Chris Cornell, a gladiator with pain in his soul and grit in his voice, was one of rock's good guys
"Black hole sun, won't you come and wash away the rain..." That was the mournful, monumental soundtrack to my life in 1994.
Soundgarden's Black Hole Sun is the devastating centrepiece of their finest album, Superunknown, a sad, raging, defiant cry for change, set to a backdrop of sludgy rhythms, ringing open chords and fuzzed up distortion. It is a track that builds in power as it circles around and around.
It is a call for things to be wiped away and renewed. But it sounds too like an elegy for something or someone lost: “No one sings like you anymore,” sang Chris Cornell, silenced now at only 52.
Yesterday, he was found dead in a hotel bathroom in Detroit, just hours after playing a show. In a statement, his representative Brian Bumbery said he had suffered a “sudden and unexpected” death, the cause of which is currently unknown, though police are investigating it as a possible suicide.
Chris Cornell, Soundgarden and Audioslave frontman - in pictures
In this country, Cornell is perhaps best known for You Know My Name, his theme for 2006 Bond film Casino Royale But his place in the musical firmament rests on far more than that: his was a considerable talent that made a genuine contribution to the history of pop music.
As one of the key architects of the grunge scene, Cornell helped restore faith in rock and roll. In the early nineties, amidst the flouncing blow dried pantomime of American hair rock, whilst rave, hip hop and trip hop seized the controls, a trio of American bands brought back some muscle, purpose, power and dignity to guitar music: Nirvana, Pearl Jam and Soundgarden.
Cornell's quartet were actually the first of the original Seattle grunge groups to sign to a major label, although the last to really break through commercially.
Cornell sang, played rhythm guitar, and wrote all their key songs.
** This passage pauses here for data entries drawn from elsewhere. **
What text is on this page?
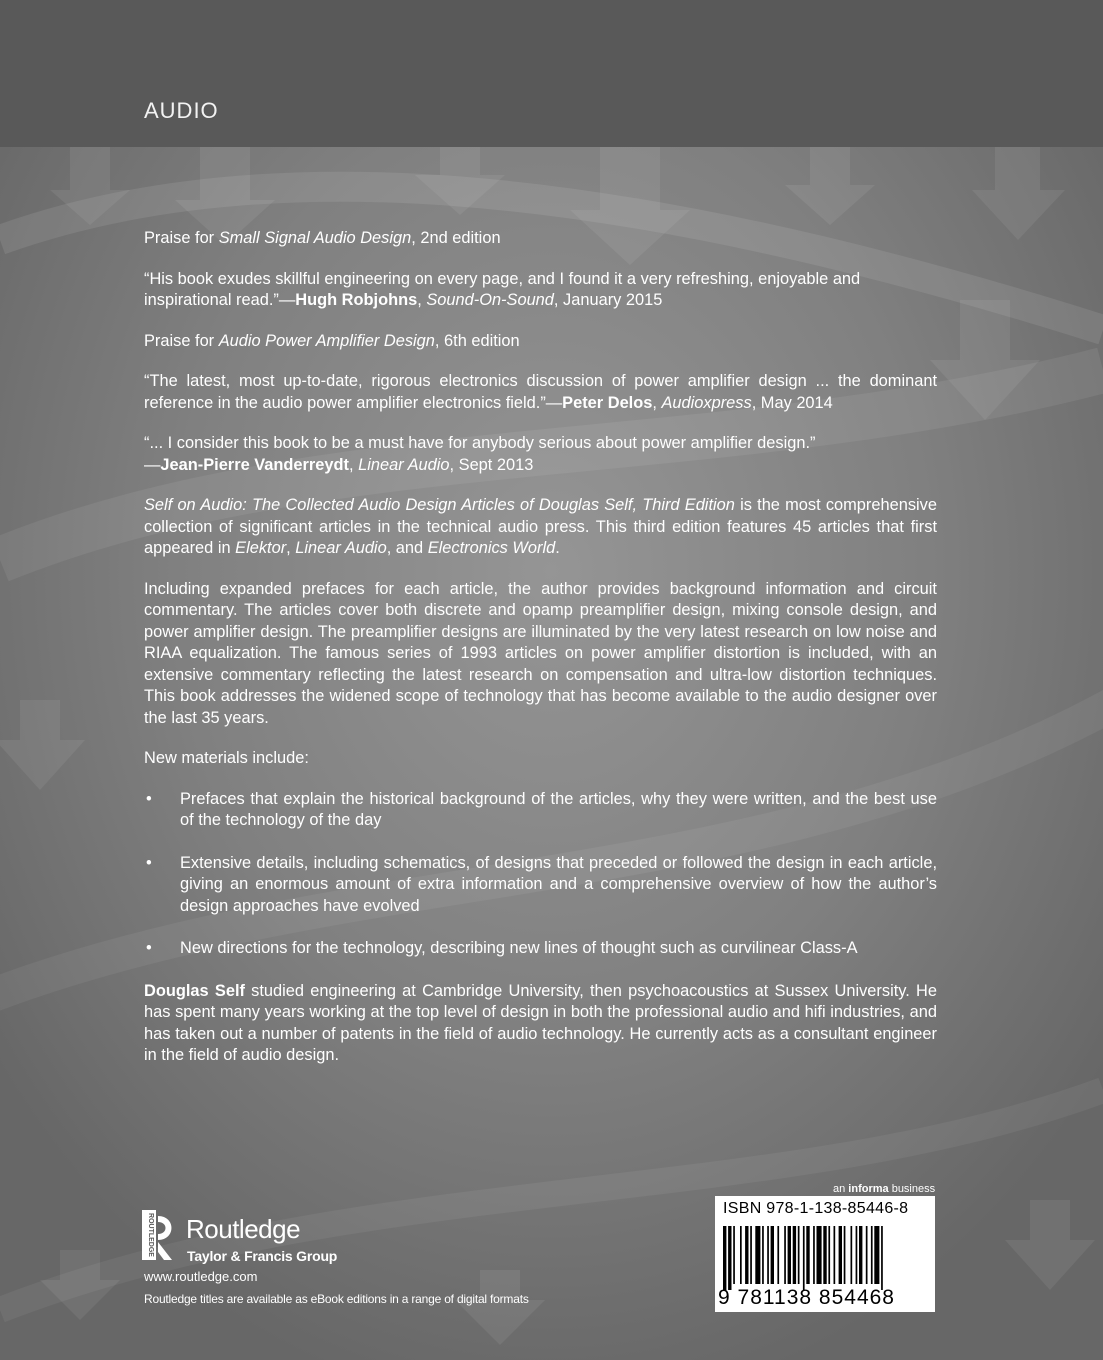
AUDIO

Praise for Small Signal Audio Design, 2nd edition

“His book exudes skillful engineering on every page, and I found it a very refreshing, enjoyable and inspirational read.”—Hugh Robjohns, Sound-On-Sound, January 2015

Praise for Audio Power Amplifier Design, 6th edition

“The latest, most up-to-date, rigorous electronics discussion of power amplifier design ... the dominant reference in the audio power amplifier electronics field.”—Peter Delos, Audioxpress, May 2014

“... I consider this book to be a must have for anybody serious about power amplifier design.”
—Jean-Pierre Vanderreydt, Linear Audio, Sept 2013

Self on Audio: The Collected Audio Design Articles of Douglas Self, Third Edition is the most comprehensive collection of significant articles in the technical audio press. This third edition features 45 articles that first appeared in Elektor, Linear Audio, and Electronics World.

Including expanded prefaces for each article, the author provides background information and circuit commentary. The articles cover both discrete and opamp preamplifier design, mixing console design, and power amplifier design. The preamplifier designs are illuminated by the very latest research on low noise and RIAA equalization. The famous series of 1993 articles on power amplifier distortion is included, with an extensive commentary reflecting the latest research on compensation and ultra-low distortion techniques. This book addresses the widened scope of technology that has become available to the audio designer over the last 35 years.

New materials include:

• Prefaces that explain the historical background of the articles, why they were written, and the best use of the technology of the day
• Extensive details, including schematics, of designs that preceded or followed the design in each article, giving an enormous amount of extra information and a comprehensive overview of how the author’s design approaches have evolved
• New directions for the technology, describing new lines of thought such as curvilinear Class-A

Douglas Self studied engineering at Cambridge University, then psychoacoustics at Sussex University. He has spent many years working at the top level of design in both the professional audio and hifi industries, and has taken out a number of patents in the field of audio technology. He currently acts as a consultant engineer in the field of audio design.

ROUTLEDGE Routledge
Taylor & Francis Group
www.routledge.com
Routledge titles are available as eBook editions in a range of digital formats
an informa business
ISBN 978-1-138-85446-8
9 781138 854468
The group took their cues from Black Sabbath's open tunings and threatening grit, and Led Zeppelin's blazing swagger and attack, while adding a welcome hint of Beatles-y melodiousness.
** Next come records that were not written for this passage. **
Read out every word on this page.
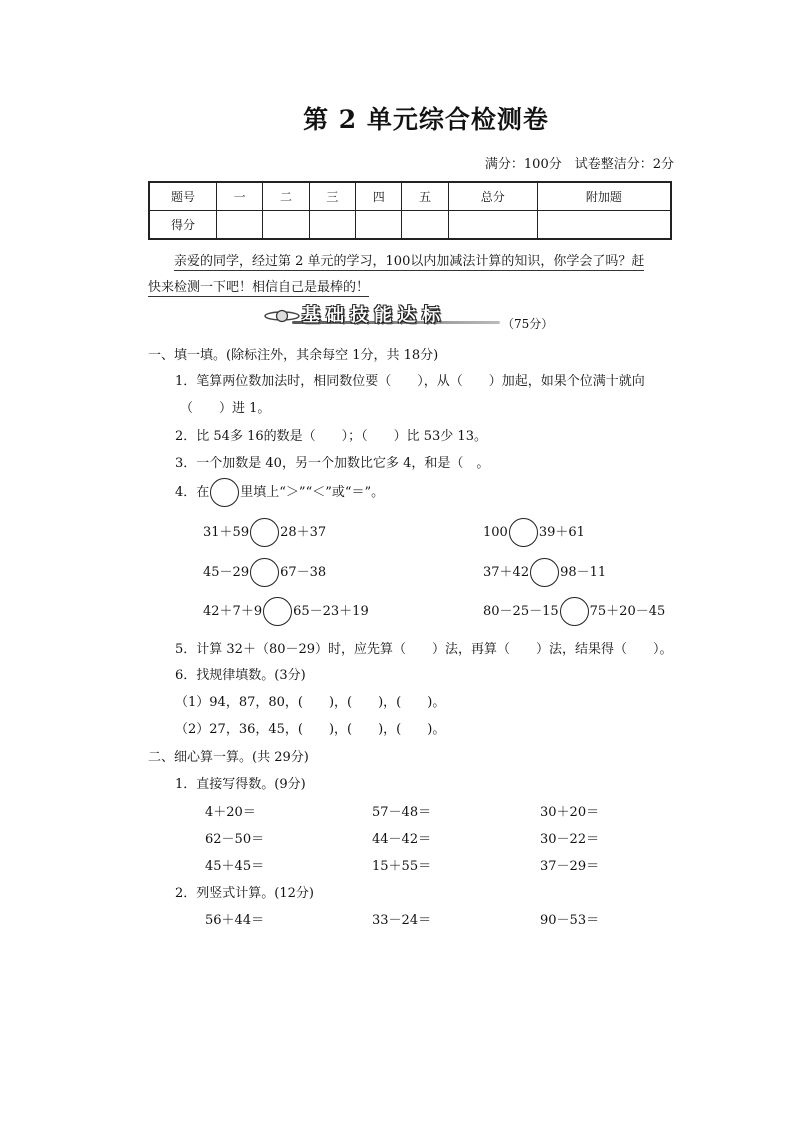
第 2 单元综合检测卷
满分：100分　试卷整洁分：2分
题号	一	二	三	四	五	总分	附加题
得分							
亲爱的同学，经过第 2 单元的学习，100以内加减法计算的知识，你学会了吗？赶
快来检测一下吧！相信自己是最棒的！
基础技能达标	（75分）
一、填一填。(除标注外，其余每空 1分，共 18分)
1．笔算两位数加法时，相同数位要（　　），从（　　）加起，如果个位满十就向
（　　）进 1。
2．比 54多 16的数是（　　）；（　　）比 53少 13。
3．一个加数是 40，另一个加数比它多 4，和是（　。
4．在 里填上“＞”“＜”或“＝”。
31＋59 28＋37	100 39＋61
45－29 67－38	37＋42 98－11
42＋7＋9 65－23＋19	80－25－15 75＋20－45
5．计算 32＋（80－29）时，应先算（　　）法，再算（　　）法，结果得（　　）。
6．找规律填数。(3分)
（1）94，87，80，(　　)，(　　)，(　　)。
（2）27，36，45，(　　)，(　　)，(　　)。
二、细心算一算。(共 29分)
1．直接写得数。(9分)
4＋20＝	57－48＝	30＋20＝
62－50＝	44－42＝	30－22＝
45＋45＝	15＋55＝	37－29＝
2．列竖式计算。(12分)
56＋44＝	33－24＝	90－53＝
He had the command of four octaves, a big range for any singer, which allowed him to shift gear from low gritty intensity to a howling wail that soared high above the band's thunderous drive.
Superunknown was their fourth album, their first to reach number one, and it is as fine a rock record as has ever been made. I am blasting it out right now, in Cornell's honour, reliving again the threatening political anger of The Day I Tried to Live, the ragged desperation and longing of Spoonman. Cornell had pain in his soul; there was a sensitive, depressive aspect to his character, which he openly grappled with in the dark bluesy vortex of Fell on Black Days, and it was there to be heard in the grain of his voice.
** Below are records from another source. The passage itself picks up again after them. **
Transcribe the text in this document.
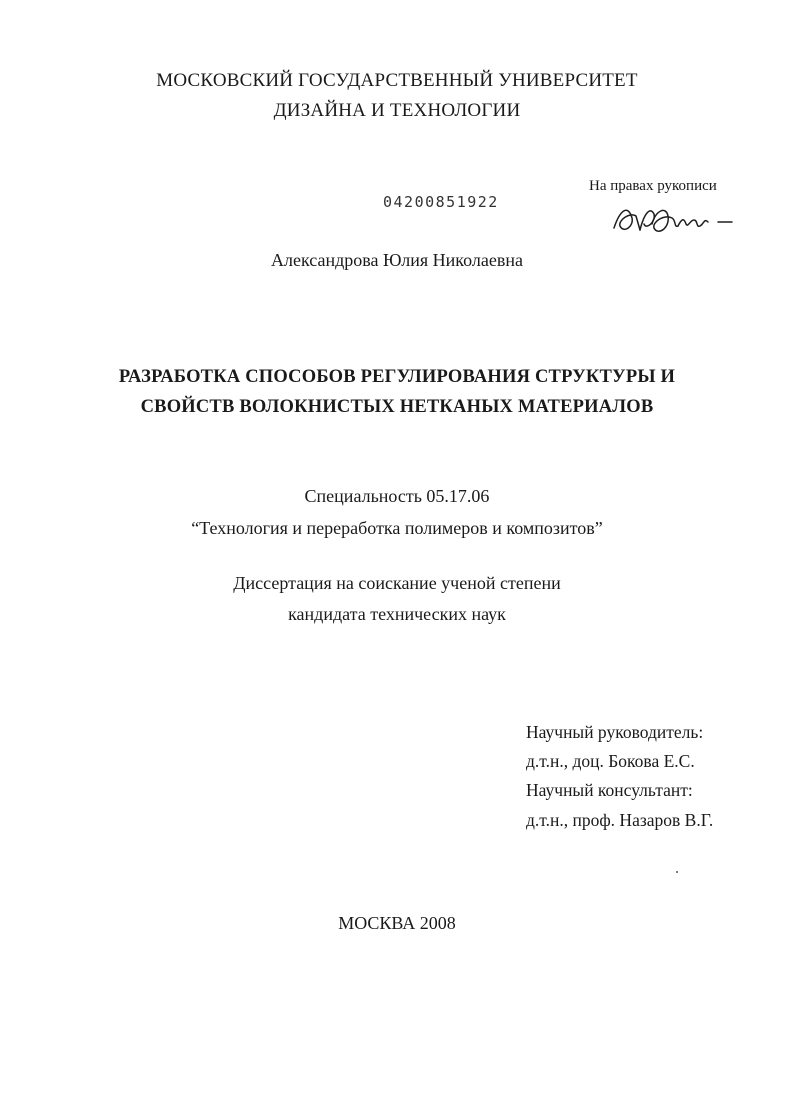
МОСКОВСКИЙ ГОСУДАРСТВЕННЫЙ УНИВЕРСИТЕТ
ДИЗАЙНА И ТЕХНОЛОГИИ
На правах рукописи
04200851922
Александрова Юлия Николаевна
РАЗРАБОТКА СПОСОБОВ РЕГУЛИРОВАНИЯ СТРУКТУРЫ И
СВОЙСТВ ВОЛОКНИСТЫХ НЕТКАНЫХ МАТЕРИАЛОВ
Специальность 05.17.06
“Технология и переработка полимеров и композитов”
Диссертация на соискание ученой степени
кандидата технических наук
Научный руководитель:
д.т.н., доц. Бокова Е.С.
Научный консультант:
д.т.н., проф. Назаров В.Г.
МОСКВА 2008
But there was fortitude and defiance too, very gladiatorial qualities. He was a good-looking man who bestrode the stage with vigour and charisma. It is easy to see why, when they wanted to introduce Daniel Craig's new James Bond with a tough, rough, masculine modernity, they picked Cornell for the soundtrack. He was about as far from the camp cabaret of Shirley Bassey as it is possible to be.
Soundgarden broke up in 1997 after a series of intra-band clashes. In 2001, he then went on to form alt rock supergroup Audioslave - essentially a collaboration between Cornell and heavy-rap rock act Rage Against The Machine - he came close to really achieving his full potential as a rock star.
With the blazing Tom Morello on guitar and Cornell's powerful, soulful vocals, they had the potential to be one of the all time great bands. But Cornell was beset by his own demons, primarily problems with alcohol and drugs, and despite flashes of brilliance, the group stuttered and broke up in the mid-noughties after three albums.
Cornell also made five solo albums, and reunited with Soundgarden in 2012. They were in the process of recording a seventh LP, a follow-up to 2012 comeback record King Animal; some reports have claimed it was already completed before yesterday’s shocking news.
This year has not yet proved as awful as 2016 for popular music. By the end of last December, it felt as if we were caught in a tsunami of reckoning, as whole generations of pop music were being wiped away. Part of it is just the inevitable process of mortality, a reminder that rock and roll is reaching the end of a human lifespan. But there is surely no doubt that the destructive lifestyles associated with fame and in particular the dark hedonistic aspects of the rock and roll existence have taken their toll.
We don't yet know what part, if any, Cornell's addictions played in his death. In interviews, it seemed he had struggled but overcome his personal problems. Cornell went through rehab in 2003 and has spoken candidly and maturely about the experience. He talked about overcoming “the drudgery and depression” and admitted “you have to want to not do that crap anymore or you will never stop and it will just kill you.”
He was married twice, had three children, and with second wife Vicky Karayiannis ran a foundation to support vulnerable children facing poverty and homelessness. Cornell was one of the good guys, something that clearly comes across in his voice and his music.
The Black Hole Sun has set and Cornell's sad hook line, “No one sings like you anymore” will forever take on a different meaning now.